Comment 10 Adam Klein 2012-03-15 11:09:16 PDT
(In reply to comment #9)
> (In reply to comment #8)
> > (In reply to comment #7)
> > > Do we really want to make this change? It seems like this is an evangelical issue unless we see the same issues on other websites.
> > 
> > My thinking (and Ojan's too) is that there's nothing to be gained from making DOMSubtreeModified any more useful. So given that WebKit didn't previously fire it in the case of an attribute modification, why not treat the change in behavior as a regression just like any other?
> 
> On the other hand, don't they (website) have the same issue on Gecko?

Sure. I'm not arguing that websites that do this are correct.

But what's the upside of this change in behavior? The only effects it has are

1. Make DOMSubtreeModified more accurate.

2. Make pages (or extensions) that make use of DOMSubtreeModified slower.

I claim we don't care much about (1). And (2) definitely seems bad. Do you think (1) is a worthy goal?
Comment 11 Ryosuke Niwa 2012-03-15 11:14:43 PDT
(In reply to comment #10)
> Sure. I'm not arguing that websites that do this are correct.
> 
> But what's the upside of this change in behavior? The only effects it has are
> 
> 1. Make DOMSubtreeModified more accurate.
> 
> 2. Make pages (or extensions) that make use of DOMSubtreeModified slower.
> 
> I claim we don't care much about (1). And (2) definitely seems bad. Do you think (1) is a worthy goal?

I think (1) is worthy goal for now. We might decide to kill mutation events in near future, but until that day comes, we should try to be spec-compliant as much as possible. I'd argue that the only case we might willingly diverge is when we have significant security implications (e.g. editing, adoptNode, etc...)
Comment 12 Adam Klein 2012-03-15 11:19:37 PDT
(In reply to comment #11)
> (In reply to comment #10)
> > Sure. I'm not arguing that websites that do this are correct.
> > 
> > But what's the upside of this change in behavior? The only effects it has are
> > 
> > 1. Make DOMSubtreeModified more accurate.
> > 
> > 2. Make pages (or extensions) that make use of DOMSubtreeModified slower.
> > 
> > I claim we don't care much about (1). And (2) definitely seems bad. Do you think (1) is a worthy goal?
> 
> I think (1) is worthy goal for now. We might decide to kill mutation events in near future, but until that day comes, we should try to be spec-compliant as much as possible. I'd argue that the only case we might willingly diverge is when we have significant security implications (e.g. editing, adoptNode, etc...)

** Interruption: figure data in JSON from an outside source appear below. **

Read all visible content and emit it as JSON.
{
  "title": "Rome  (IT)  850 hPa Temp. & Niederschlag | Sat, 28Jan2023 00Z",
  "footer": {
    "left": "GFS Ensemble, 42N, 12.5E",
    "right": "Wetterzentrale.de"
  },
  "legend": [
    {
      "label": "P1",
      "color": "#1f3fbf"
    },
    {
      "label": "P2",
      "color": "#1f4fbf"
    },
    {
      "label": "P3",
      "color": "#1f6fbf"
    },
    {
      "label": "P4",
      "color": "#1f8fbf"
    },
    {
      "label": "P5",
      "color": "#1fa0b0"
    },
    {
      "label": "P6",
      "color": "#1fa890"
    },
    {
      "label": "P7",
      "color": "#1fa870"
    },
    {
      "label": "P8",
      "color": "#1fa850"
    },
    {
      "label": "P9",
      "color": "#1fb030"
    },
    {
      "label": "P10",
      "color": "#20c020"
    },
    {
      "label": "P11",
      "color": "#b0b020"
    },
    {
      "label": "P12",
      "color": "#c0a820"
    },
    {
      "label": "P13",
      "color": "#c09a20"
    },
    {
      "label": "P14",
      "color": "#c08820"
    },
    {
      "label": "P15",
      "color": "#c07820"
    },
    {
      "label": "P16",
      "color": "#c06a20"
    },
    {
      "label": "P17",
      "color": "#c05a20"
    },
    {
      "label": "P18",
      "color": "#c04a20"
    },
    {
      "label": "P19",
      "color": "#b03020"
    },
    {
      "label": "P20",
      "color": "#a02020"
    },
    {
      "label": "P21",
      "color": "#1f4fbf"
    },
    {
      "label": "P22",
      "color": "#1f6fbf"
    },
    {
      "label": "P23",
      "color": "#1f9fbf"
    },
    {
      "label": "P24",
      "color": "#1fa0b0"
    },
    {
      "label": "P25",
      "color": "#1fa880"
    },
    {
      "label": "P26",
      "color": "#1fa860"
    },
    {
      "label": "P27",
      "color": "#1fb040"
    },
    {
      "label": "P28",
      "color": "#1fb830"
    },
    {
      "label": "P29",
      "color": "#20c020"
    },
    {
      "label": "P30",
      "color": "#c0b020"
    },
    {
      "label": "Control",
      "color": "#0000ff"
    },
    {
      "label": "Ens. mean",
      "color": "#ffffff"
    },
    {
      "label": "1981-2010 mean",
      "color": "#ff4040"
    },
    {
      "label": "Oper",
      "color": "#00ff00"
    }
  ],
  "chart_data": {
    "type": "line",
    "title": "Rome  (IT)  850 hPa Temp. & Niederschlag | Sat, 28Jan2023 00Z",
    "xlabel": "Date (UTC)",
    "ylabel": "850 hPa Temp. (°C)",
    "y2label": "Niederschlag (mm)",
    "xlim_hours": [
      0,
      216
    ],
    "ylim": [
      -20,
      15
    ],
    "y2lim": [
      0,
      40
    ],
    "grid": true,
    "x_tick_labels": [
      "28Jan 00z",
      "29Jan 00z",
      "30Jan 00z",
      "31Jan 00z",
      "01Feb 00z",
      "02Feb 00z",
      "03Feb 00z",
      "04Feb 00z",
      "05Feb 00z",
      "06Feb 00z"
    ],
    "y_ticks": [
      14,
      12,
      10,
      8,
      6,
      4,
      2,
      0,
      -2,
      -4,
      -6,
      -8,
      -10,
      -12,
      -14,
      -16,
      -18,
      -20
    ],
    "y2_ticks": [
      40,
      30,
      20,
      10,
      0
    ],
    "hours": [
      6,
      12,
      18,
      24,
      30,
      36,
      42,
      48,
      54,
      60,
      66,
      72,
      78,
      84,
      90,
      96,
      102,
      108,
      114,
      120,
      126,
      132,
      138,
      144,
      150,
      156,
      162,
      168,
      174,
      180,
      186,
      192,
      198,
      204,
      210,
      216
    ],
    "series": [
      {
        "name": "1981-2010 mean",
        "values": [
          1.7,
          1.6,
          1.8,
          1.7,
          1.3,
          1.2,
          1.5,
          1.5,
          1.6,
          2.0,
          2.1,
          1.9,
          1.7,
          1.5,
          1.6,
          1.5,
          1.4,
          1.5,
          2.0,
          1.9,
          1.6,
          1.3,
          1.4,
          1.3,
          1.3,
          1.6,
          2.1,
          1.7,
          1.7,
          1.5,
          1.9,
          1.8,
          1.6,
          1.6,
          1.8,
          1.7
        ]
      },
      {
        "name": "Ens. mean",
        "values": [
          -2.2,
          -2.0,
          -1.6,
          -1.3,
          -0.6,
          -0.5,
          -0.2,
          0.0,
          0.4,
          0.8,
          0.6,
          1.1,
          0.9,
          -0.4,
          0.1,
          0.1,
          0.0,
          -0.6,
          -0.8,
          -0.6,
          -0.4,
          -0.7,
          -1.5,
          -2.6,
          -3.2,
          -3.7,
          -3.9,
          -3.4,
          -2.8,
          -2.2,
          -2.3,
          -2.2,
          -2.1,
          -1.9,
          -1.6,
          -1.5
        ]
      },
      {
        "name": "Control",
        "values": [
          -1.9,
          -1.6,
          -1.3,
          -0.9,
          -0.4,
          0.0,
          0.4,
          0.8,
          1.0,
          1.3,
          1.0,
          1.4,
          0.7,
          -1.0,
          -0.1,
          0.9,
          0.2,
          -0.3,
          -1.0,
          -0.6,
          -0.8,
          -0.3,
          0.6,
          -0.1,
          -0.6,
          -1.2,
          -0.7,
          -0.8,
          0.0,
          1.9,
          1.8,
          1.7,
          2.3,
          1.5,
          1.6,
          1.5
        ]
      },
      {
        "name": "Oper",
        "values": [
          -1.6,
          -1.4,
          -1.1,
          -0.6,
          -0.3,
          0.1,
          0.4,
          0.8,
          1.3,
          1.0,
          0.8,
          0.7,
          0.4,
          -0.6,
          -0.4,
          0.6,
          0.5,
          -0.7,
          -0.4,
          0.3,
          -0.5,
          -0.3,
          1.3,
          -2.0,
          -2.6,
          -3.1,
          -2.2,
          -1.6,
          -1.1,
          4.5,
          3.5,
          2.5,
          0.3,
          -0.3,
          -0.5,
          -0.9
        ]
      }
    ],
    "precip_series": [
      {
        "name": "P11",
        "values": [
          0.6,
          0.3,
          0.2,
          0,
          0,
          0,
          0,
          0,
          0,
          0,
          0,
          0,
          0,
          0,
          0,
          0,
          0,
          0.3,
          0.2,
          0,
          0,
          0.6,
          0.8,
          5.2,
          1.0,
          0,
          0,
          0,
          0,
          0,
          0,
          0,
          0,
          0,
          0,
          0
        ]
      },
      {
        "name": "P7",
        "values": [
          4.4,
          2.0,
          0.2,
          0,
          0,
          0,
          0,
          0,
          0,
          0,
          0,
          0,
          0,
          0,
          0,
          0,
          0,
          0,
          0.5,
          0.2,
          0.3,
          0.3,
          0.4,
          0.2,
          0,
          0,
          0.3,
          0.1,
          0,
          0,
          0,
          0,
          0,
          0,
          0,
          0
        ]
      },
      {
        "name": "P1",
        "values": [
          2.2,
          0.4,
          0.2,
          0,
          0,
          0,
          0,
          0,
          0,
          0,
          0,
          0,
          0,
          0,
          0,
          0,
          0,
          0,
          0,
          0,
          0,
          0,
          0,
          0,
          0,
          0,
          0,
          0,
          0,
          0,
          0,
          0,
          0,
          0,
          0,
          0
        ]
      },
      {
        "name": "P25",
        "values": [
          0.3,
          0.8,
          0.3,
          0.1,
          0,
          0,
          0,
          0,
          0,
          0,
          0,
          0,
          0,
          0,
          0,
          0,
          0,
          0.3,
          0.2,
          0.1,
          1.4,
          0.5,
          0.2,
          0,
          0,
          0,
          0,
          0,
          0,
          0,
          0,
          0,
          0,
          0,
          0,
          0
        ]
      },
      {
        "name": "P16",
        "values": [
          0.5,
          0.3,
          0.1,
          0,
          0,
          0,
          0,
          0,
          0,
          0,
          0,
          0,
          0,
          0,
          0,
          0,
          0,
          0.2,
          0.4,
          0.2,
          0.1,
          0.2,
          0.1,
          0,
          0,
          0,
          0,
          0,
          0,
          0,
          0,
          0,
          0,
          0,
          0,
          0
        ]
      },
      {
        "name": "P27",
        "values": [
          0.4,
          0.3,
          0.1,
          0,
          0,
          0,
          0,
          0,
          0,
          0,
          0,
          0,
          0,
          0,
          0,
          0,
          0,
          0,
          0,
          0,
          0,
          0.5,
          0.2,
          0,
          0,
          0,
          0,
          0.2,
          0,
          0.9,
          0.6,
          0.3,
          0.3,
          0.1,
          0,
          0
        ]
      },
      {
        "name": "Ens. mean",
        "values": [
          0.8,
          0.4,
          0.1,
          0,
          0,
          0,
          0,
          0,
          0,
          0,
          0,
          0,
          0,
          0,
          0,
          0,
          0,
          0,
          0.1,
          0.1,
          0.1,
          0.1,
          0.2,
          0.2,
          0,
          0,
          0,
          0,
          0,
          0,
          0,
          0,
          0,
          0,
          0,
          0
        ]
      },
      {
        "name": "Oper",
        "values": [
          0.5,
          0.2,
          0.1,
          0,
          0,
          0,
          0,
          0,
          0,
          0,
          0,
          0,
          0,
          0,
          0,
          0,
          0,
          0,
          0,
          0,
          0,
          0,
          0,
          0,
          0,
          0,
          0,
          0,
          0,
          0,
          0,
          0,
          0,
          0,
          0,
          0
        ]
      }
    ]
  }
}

Note that spec compliance for DOMSubtreeModified is open to interpretation (we could fire it arbitrarily later than the mutations it's notifying about). I'm not sure that "spec compliance" is a good argument for this case (see http://www.w3.org/TR/DOM-Level-3-Events/#event-type-DOMSubtreeModified for the wording).

Anyone from Apple care to comment, given that this started from a radr issue?
Comment 13 Jon Lee 2012-03-15 11:57:35 PDT
(In reply to comment #12)
> Anyone from Apple care to comment, given that this started from a radr issue?
I agree with Adam. I'm not an expert on mutation events, but from what I can tell, this event is deprecated, which means everyone is discouraged from using it. I don't think trying to improve a deprecated behavior makes anything better. At best it won't affect anyone because no one's using the feature, in which case, why make the change, and at worst we break a major site, like this one. So it seems lose/lose to me.
Comment 14 Ryosuke Niwa 2012-03-15 13:48:31 PDT
Okay, Anne also agrees with you all so I have no problem with landing this patch.
Comment 15 WebKit Review Bot 2012-03-15 18:24:24 PDT
Comment on attachment 131952 [details]
Patch

Clearing flags on attachment: 131952

Committed r110925: <http://trac.webkit.org/changeset/110925>
Comment 16 WebKit Review Bot 2012-03-15 18:24:29 PDT
All reviewed patches have been landed.  Closing bug.